- 1-1/2 cups finely diced green peppers
- 3 tablespoons olive oil, divided
- 2 tablespoons active dry yeast
- 1/2 cup warm water (110° to 115°)
- 1 teaspoon sugar
- 1 cup 2% milk
- 2 tablespoons honey
- 1-1/2 teaspoons salt
- 1-1/2 cups (6 ounces) shredded cheddar cheese
- 3 eggs
- 4-1/2 cups all-purpose flour
- 1/2 cup toasted wheat germ
- 1 tablespoon water
- In a small skillet, saute peppers in 1 tablespoon oil for 15 minutes or until tender; set aside.
- In a large bowl, dissolve the yeast and sugar in warm water; let stand for 5 minutes. In a large saucepan, heat the milk, honey, salt and remaining oil to 110°-115°. Remove from the heat; stir in the cheese. Stir in 2 eggs and reserved peppers; add to yeast mixture. Add 2 cups flour and wheat germ; beat until smooth. Sir in enough remaining flour to form a soft dough. Do not knead. Cover and let rise in a warm place until doubled, about 1 hour.

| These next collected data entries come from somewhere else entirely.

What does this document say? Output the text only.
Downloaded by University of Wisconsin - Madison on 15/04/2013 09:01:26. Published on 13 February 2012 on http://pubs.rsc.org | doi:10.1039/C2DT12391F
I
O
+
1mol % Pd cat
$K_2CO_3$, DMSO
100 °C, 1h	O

- Punch dough down; spoon into two greased 8-in. x 4-in. loaf pans. Cover and let rise until doubled, about 1 hour.
- Beat water and remaining egg; brush over loaves. Bake at 375° for 25-30 minutes or until golden brown. Yield: 2 loaves (12 slices each).
Reviews for Pepper Cheese Bread
"great! enjoyed by all."
"This was quick and easy and tasted excellent with bean soup. I used rapid rise yeast so only had to raise it once and replaced wheat germ with cornmeal because that was what was on hand."
"I used whole wheat flour instead of wheat germ. I also sautéed about 8small jalapeños instead of green peppers. The bread was delicious. Will definitely make this again."
"My family loves it...."
"This recipe really showcases the flavors of the green peppers and cheddar cheese. I like to use sharp cheddar. When we have a bumper crop of peppers, this is a delicious way to use them."
"Can this be made in a bread machine?"
"Is the wheat germ really necessary? What does it add? Can I substitute more flour or other ingredient?"